Palihapitiya is a venture capitalist and billionaire who, like Ms. Long, saw the safe refuge optionality of bitcoin and bought when it was in the 80s. He also sees that this is not the time necessarily for investment risks - that it’s instead a time for learning.
This is not a time for day-traders. The greater opportunity is that clarity from patience and learning could yield “ten bagger” magnitude investments. Hold cash for that.
And he sees a greater overhang at the municipal level that runs into the trillions which truly should be the focus on fiscal bailout policy. Pensions may be at the heart of this.

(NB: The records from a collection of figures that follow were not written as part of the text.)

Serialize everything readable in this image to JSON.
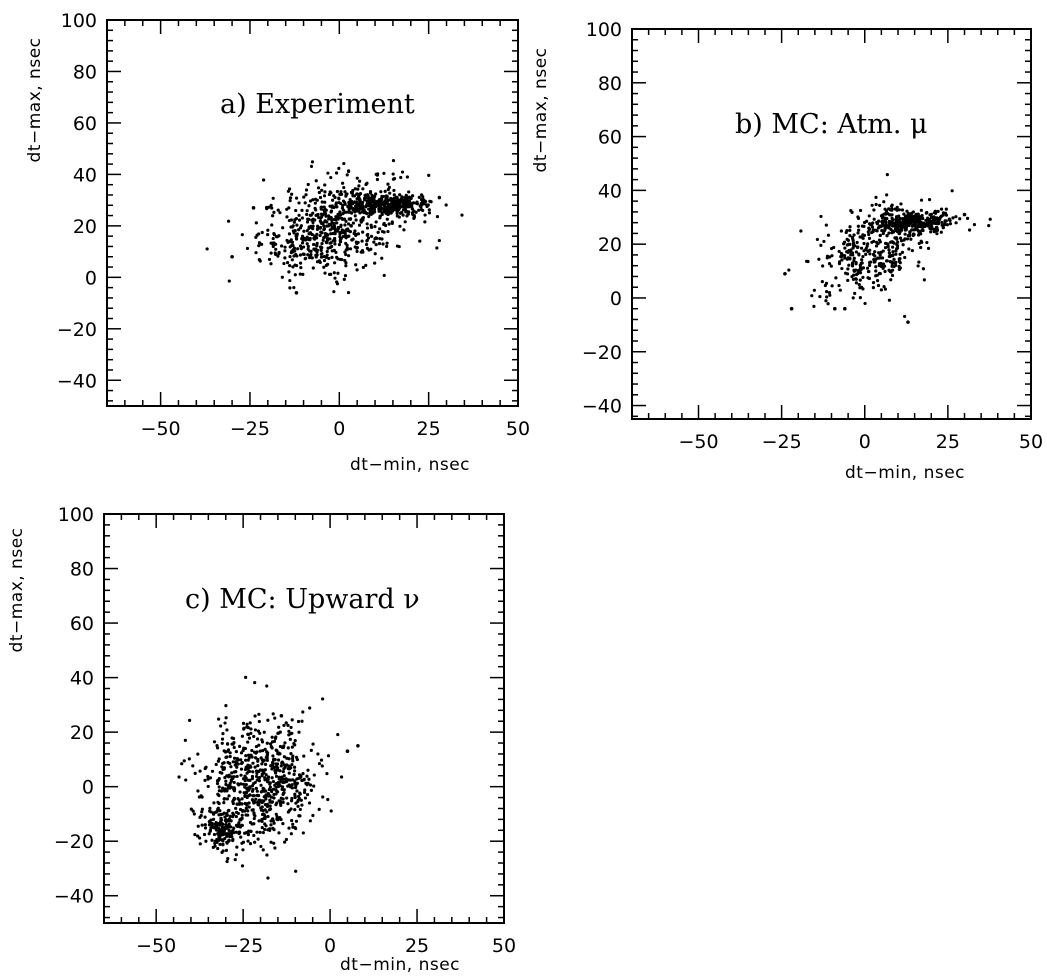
{
  "chart_data": [
    {
      "type": "scatter",
      "panel": "a",
      "title": "a) Experiment",
      "xlabel": "dt−min, nsec",
      "ylabel": "dt−max, nsec",
      "xlim": [
        -65,
        50
      ],
      "ylim": [
        -50,
        100
      ],
      "x_ticks": [
        "-50",
        "-25",
        "0",
        "25",
        "50"
      ],
      "y_ticks": [
        "100",
        "80",
        "60",
        "40",
        "20",
        "0",
        "-20",
        "-40"
      ],
      "clusters": [
        {
          "center": [
            -2,
            20
          ],
          "spread": [
            10,
            9
          ],
          "count": 650,
          "note": "diffuse band"
        },
        {
          "center": [
            14,
            28
          ],
          "spread": [
            6,
            2.2
          ],
          "count": 320,
          "note": "dense core"
        }
      ],
      "points": [
        [
          -30,
          8
        ],
        [
          -12,
          -6
        ],
        [
          -24,
          27
        ],
        [
          28,
          31
        ]
      ]
    },
    {
      "type": "scatter",
      "panel": "b",
      "title": "b) MC: Atm. μ",
      "xlabel": "dt−min, nsec",
      "ylabel": "dt−max, nsec",
      "xlim": [
        -70,
        50
      ],
      "ylim": [
        -45,
        100
      ],
      "x_ticks": [
        "-50",
        "-25",
        "0",
        "25",
        "50"
      ],
      "y_ticks": [
        "100",
        "80",
        "60",
        "40",
        "20",
        "0",
        "-20",
        "-40"
      ],
      "clusters": [
        {
          "center": [
            2,
            18
          ],
          "spread": [
            8,
            8
          ],
          "count": 380,
          "note": "diffuse band"
        },
        {
          "center": [
            15,
            28
          ],
          "spread": [
            6,
            2
          ],
          "count": 300,
          "note": "dense core"
        }
      ],
      "points": [
        [
          -24,
          9
        ],
        [
          -22,
          -4
        ],
        [
          -9,
          -4
        ],
        [
          -6,
          -4
        ],
        [
          13,
          -9
        ],
        [
          30,
          31
        ]
      ]
    },
    {
      "type": "scatter",
      "panel": "c",
      "title": "c) MC: Upward ν",
      "xlabel": "dt−min, nsec",
      "ylabel": "dt−max, nsec",
      "xlim": [
        -65,
        50
      ],
      "ylim": [
        -50,
        100
      ],
      "x_ticks": [
        "-50",
        "-25",
        "0",
        "25",
        "50"
      ],
      "y_ticks": [
        "100",
        "80",
        "60",
        "40",
        "20",
        "0",
        "-20",
        "-40"
      ],
      "clusters": [
        {
          "center": [
            -20,
            2
          ],
          "spread": [
            8,
            11
          ],
          "count": 700,
          "note": "main blob"
        },
        {
          "center": [
            -31,
            -16
          ],
          "spread": [
            3,
            4
          ],
          "count": 160,
          "note": "dense core"
        }
      ],
      "points": [
        [
          8,
          15
        ],
        [
          5,
          13
        ],
        [
          -14,
          26
        ]
      ]
    }
  ]
}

Palihapitiya’s way forward and out of a greater crisis brought on by the shutdown:
“We are going to need a massive stimulus package that incentivizes building things, creating things, repatriating supply chain back to the US, and in that I think there is a way out of this”
(Addressing this crisis at the local level, Nathan Tankus, who also calculated that the sum ran at four commas, suggested a solution involving the creation of “local” money, similar to what was done in the 1930 for bleeding in local and state-level finances.)
My gut reaction is that if we’re going to bail out any security class, then go for the senior claims. They become the new equity. At the same time, Mutualize and give the policy holders and depositors shares. Say goodbye to stock options for the pilots who pushed the throttle with the tanks on vapor but made sure they alone had parachutes. In the end you are helping shareholders, they don’t know it yet because they’re the creditors.
Let the healthy do the work - those able to repair, rebuild and restore for the long game as opposed to gaming for perverse quarterly and regulatory incentives.
But that’s not going to happen at all is it?
We’re going to do it the hard way by doing what is expedient for a relative few at the expense of many. We’re going to replay a game of helping those who can play the game of getting “help” in the financial markets. The big get bigger, the sharp elbowed get to the front of the line, and the short game runs until it’s played out wiping out the board.
These notes will be revisited and revised - I’m riffing and ranting my way to asking new questions - the answers are secondary and subject to change with new facts.